Many indexed inductive families can be "equivalently" defined by recursion over their indices. For instance, the type family of vectors:
data Vec (A : Set) : ℕ → Set where
nil : Vec A zero
cons : {n : ℕ) → A → Vec A n → Vec A (suc n)
can equivalently be defined recursively to consist of right-associated product types:
Vec : (A : Set) → ℕ → Set
Vec A zero = ⊤
Vec A (suc n) = A × Vec A n
Similarly, the inequality predicates on natural numbers, like:
data _≤_ : ℕ → ℕ → Set where
zero≤ : (n : ℕ) → zero ≤ n
suc≤suc : (m n : ℕ) → (m ≤ n) → (suc m ≤ suc n)

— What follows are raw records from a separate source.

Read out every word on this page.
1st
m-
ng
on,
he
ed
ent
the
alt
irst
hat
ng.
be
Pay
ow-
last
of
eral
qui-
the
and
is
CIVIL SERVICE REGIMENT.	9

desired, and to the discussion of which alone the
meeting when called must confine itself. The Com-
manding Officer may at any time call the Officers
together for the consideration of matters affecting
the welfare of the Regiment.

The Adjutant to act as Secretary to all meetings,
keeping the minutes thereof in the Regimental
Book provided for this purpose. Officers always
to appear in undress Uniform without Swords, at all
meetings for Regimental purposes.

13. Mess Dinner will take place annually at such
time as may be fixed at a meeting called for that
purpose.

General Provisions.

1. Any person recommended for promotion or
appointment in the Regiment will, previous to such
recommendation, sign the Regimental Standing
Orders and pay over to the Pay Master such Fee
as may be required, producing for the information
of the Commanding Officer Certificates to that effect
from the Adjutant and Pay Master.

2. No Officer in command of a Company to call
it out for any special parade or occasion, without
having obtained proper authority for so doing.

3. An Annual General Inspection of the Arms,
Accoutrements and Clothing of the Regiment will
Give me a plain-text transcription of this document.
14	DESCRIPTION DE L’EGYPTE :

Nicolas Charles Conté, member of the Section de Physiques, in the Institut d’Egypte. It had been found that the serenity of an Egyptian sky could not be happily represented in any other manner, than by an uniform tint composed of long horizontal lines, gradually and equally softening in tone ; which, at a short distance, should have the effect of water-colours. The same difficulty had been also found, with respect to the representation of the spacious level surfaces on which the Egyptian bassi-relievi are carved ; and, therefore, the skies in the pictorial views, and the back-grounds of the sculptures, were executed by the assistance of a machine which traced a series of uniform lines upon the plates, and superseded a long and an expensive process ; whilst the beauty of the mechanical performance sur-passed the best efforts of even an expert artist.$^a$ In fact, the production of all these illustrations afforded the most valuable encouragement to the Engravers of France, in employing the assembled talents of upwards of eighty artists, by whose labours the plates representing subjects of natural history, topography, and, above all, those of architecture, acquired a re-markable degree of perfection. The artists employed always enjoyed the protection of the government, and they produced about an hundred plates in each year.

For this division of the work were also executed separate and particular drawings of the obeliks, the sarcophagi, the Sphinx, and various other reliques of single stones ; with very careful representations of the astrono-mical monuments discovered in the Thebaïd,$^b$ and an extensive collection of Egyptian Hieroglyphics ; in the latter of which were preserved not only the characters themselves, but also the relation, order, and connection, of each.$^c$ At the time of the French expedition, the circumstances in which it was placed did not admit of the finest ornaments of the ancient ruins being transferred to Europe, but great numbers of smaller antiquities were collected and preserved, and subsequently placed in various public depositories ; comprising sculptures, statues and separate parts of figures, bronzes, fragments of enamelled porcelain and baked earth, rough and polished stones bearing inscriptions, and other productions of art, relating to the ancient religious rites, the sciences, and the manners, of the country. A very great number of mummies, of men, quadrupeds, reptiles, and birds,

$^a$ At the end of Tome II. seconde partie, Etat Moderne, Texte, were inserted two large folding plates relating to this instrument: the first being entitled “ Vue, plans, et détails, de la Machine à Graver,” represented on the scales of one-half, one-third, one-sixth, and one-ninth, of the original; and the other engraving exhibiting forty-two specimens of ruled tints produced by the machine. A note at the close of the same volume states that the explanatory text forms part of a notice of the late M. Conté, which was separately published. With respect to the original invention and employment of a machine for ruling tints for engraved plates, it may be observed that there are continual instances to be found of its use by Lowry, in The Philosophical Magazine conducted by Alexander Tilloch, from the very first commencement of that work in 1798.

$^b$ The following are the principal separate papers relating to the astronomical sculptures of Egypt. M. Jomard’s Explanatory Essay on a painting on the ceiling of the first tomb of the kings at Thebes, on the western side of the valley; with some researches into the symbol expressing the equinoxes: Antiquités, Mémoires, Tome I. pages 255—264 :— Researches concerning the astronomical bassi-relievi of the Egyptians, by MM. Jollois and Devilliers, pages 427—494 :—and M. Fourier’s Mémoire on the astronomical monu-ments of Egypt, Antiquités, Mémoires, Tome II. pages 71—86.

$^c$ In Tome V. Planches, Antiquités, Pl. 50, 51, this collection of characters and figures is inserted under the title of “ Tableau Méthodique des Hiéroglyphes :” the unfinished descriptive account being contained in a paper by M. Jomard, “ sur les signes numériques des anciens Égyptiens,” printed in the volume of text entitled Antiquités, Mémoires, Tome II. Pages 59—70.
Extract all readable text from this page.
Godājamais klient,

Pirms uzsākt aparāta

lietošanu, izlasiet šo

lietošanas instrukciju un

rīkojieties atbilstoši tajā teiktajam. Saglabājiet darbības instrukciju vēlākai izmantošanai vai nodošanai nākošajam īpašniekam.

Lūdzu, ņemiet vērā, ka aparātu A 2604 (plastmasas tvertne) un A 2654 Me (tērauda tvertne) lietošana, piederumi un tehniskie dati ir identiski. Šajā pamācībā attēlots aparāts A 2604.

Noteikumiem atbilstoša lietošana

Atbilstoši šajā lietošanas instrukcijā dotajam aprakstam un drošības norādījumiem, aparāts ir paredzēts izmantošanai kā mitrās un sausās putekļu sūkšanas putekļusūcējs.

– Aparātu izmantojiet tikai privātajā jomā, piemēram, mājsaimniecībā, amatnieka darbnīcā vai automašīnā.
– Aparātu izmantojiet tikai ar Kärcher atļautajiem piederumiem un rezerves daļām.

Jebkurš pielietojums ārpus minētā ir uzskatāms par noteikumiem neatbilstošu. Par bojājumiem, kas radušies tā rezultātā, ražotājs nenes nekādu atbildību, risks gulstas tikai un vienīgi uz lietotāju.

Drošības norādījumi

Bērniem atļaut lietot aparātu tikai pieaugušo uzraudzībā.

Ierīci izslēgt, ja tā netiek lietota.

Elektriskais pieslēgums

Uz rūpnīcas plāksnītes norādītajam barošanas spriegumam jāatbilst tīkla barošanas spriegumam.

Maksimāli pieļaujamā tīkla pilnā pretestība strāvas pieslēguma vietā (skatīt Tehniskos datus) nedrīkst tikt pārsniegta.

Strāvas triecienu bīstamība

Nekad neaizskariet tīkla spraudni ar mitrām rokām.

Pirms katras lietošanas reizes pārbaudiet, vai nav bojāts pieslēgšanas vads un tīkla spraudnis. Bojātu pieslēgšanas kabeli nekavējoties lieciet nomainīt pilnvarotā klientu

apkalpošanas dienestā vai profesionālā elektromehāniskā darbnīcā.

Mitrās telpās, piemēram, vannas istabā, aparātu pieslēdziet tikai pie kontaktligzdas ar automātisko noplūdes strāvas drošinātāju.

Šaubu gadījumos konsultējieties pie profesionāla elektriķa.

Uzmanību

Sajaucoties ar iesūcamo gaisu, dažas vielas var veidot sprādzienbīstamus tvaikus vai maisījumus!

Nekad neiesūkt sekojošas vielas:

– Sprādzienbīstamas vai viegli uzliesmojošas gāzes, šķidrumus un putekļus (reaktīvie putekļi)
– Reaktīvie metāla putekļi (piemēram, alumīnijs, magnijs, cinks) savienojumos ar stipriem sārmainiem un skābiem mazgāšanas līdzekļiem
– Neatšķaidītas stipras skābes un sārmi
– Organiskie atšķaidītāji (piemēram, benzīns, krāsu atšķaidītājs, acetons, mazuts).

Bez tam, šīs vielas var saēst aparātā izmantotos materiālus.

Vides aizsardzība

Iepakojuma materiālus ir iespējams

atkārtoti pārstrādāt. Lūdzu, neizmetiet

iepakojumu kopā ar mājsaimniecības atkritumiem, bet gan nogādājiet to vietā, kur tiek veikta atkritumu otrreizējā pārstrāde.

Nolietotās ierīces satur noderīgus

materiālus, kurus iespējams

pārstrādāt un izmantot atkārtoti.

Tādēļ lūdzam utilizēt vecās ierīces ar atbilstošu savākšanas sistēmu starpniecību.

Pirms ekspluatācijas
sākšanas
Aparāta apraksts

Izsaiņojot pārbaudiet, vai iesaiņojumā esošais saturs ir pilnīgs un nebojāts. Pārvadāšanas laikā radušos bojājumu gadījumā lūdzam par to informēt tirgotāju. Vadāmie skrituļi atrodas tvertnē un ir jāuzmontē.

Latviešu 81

can also be defined recursively on both arguments:
_≤_ : ℕ → ℕ → Set
zero ≤ _ = ⊤
suc m ≤ zero = ⊥
suc m ≤ suc n = m ≤ n
Of course, this is only possible when the types of indices of the indexed inductive family are themselves inductive types, and the indices of each constructor are constructors of the indextypes of indices. (Which, perhaps coincidentally, is also the case in which indexed inductive families work best -- no "green slime".)
In a situation where both definitions are possible, what are the advantages and disadvantages of the two choices? Why should we choose one over the other?